Hey you. So, I will be brutally honest here and tell you that reading about this upcoming adventure in your life brought tears to my eyes. First, because I sense you have this incredible gift that the universe is about the bestow upon you that I believe will change your inner light in ways beyond your imagination. Second, because I am so amazed by the way life has allowed you to bask in the wonders of this amazing universe that God has created for us to explore. Most importantly though, it brought tears to my eyes because I realized that I might request a favor of you during this time away, cold yet held so close to what is most important and divine in life…and that is that while you are surrounded by such uninterrupted connection to the source that is greater than all of us (and anyone who is willing to share this prayer), that you will hold Meg in your thoughts from time to time in hopes that your time of focused connection to Divine (in whatever form that takes for you) might bring her healing from the migraines that she has had every single day without rest for over a year now. I pray every day and we continue to explore every healing modalities that is placed in front of us, whether eastern or western :). I just feel that there is so much frenzy around me on a daily basis that it is becoming increasingly hard to find that solitude where I know the best connection is made…so my friend, I ask that maybe you can find that solitude for us for even the briefest moment of time during your travels in such a rich culture of knowingness…and in that solitude carry our prayer for healing when the time is right. Have the most amazing, heart-opening time, Gwen. Simply cannot wait to hear how your heart shifts and how you grow into an even more incredible woman as a result of this time with your mother.

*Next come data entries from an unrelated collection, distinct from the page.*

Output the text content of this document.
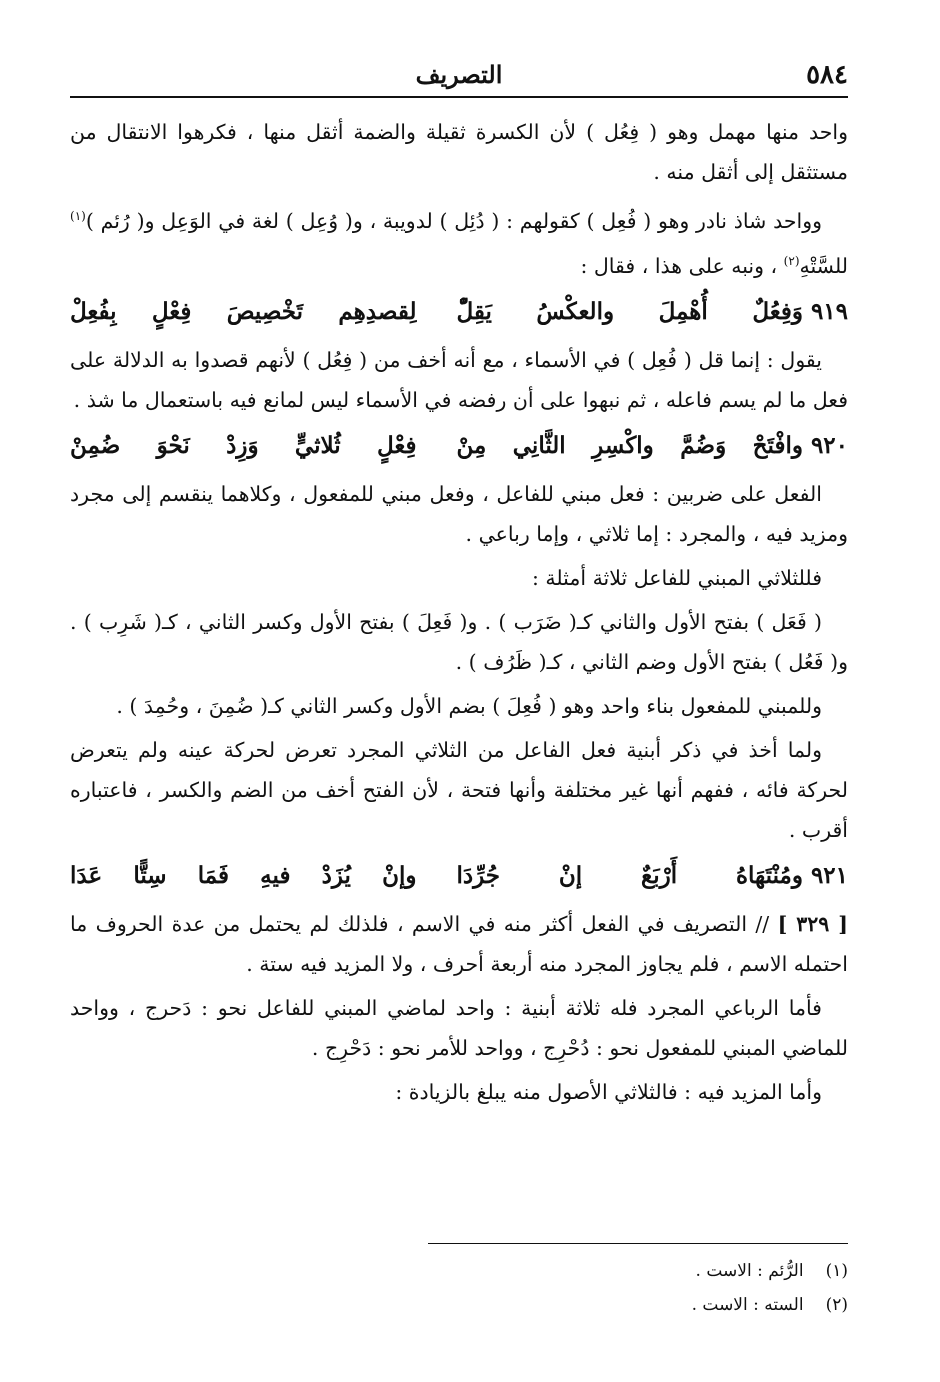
٥٨٤
التصريف

واحد منها مهمل وهو ( فِعُل ) لأن الكسرة ثقيلة والضمة أثقل منها ، فكرهوا الانتقال من مستثقل إلى أثقل منه .

وواحد شاذ نادر وهو ( فُعِل ) كقولهم : ( دُئِل ) لدويبة ، و( وُعِل ) لغة في الوَعِل و( رُئم )$^{(١)}$ للسَّتْهِ$^{(٢)}$ ، ونبه على هذا ، فقال :

٩١٩
وَفِعُلٌ أُهْمِلَ والعكْسُ يَقِلّْ
لِقصدِهِم تَخْصِيصَ فِعْلٍ بِفُعِلْ

يقول : إنما قل ( فُعِل ) في الأسماء ، مع أنه أخف من ( فِعُل ) لأنهم قصدوا به الدلالة على فعل ما لم يسم فاعله ، ثم نبهوا على أن رفضه في الأسماء ليس لمانع فيه باستعمال ما شذ .

٩٢٠
وافْتَحْ وَضُمَّ واكْسِرِ الثَّانِي مِنْ
فِعْلٍ ثُلاثيٍّ وَزِدْ نَحْوَ ضُمِنْ

الفعل على ضربين : فعل مبني للفاعل ، وفعل مبني للمفعول ، وكلاهما ينقسم إلى مجرد ومزيد فيه ، والمجرد : إما ثلاثي ، وإما رباعي .

فللثلاثي المبني للفاعل ثلاثة أمثلة :

( فَعَل ) بفتح الأول والثاني كـ( ضَرَب ) . و( فَعِلَ ) بفتح الأول وكسر الثاني ، كـ( شَرِب ) . و( فَعُل ) بفتح الأول وضم الثاني ، كـ( ظَرُف ) .

وللمبني للمفعول بناء واحد وهو ( فُعِلَ ) بضم الأول وكسر الثاني كـ( ضُمِنَ ، وحُمِدَ ) .

ولما أخذ في ذكر أبنية فعل الفاعل من الثلاثي المجرد تعرض لحركة عينه ولم يتعرض لحركة فائه ، ففهم أنها غير مختلفة وأنها فتحة ، لأن الفتح أخف من الضم والكسر ، فاعتباره أقرب .

٩٢١
ومُنْتَهَاهُ أَرْبَعٌ إنْ جُرِّدَا
وإنْ يُزَدْ فيهِ فَمَا سِتًّا عَدَا

[ ٣٢٩ ] // التصريف في الفعل أكثر منه في الاسم ، فلذلك لم يحتمل من عدة الحروف ما احتمله الاسم ، فلم يجاوز المجرد منه أربعة أحرف ، ولا المزيد فيه ستة .

فأما الرباعي المجرد فله ثلاثة أبنية : واحد لماضي المبني للفاعل نحو : دَحرج ، وواحد للماضي المبني للمفعول نحو : دُحْرِج ، وواحد للأمر نحو : دَحْرِج .

وأما المزيد فيه : فالثلاثي الأصول منه يبلغ بالزيادة :

(١)
الرُّئم : الاست .
(٢)
السته : الاست .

Tons of love, Sara Sent from my iPhone
Just realized after a text comment from Nicole that my comment was public. Whoops…didn’t mean it to be. I now know that when I reply to your posts, it comes to you as a comment :P. I’ve never been very technologically savvy.
Beautifully expressed! Have a fabulous trip. Wish I could tag along . Much love.
I’m Yanzi not anonymous:-)
So looking forward to your next post, Gwen! Bhutan was the place I longed to visit (and it still is!) for the 10 years in HK but resisted because everyone told me that the only way to go was Aman style.
Really enjoy your writing just as I enjoyed your company on and off the HK trails.
Have a great trip!
Enjoy your wonderful adventure with your Mom. You are so blessed to have this opportunity to spend time in this very mystical spot. I look so forward to your photographs and to share your journey through your words!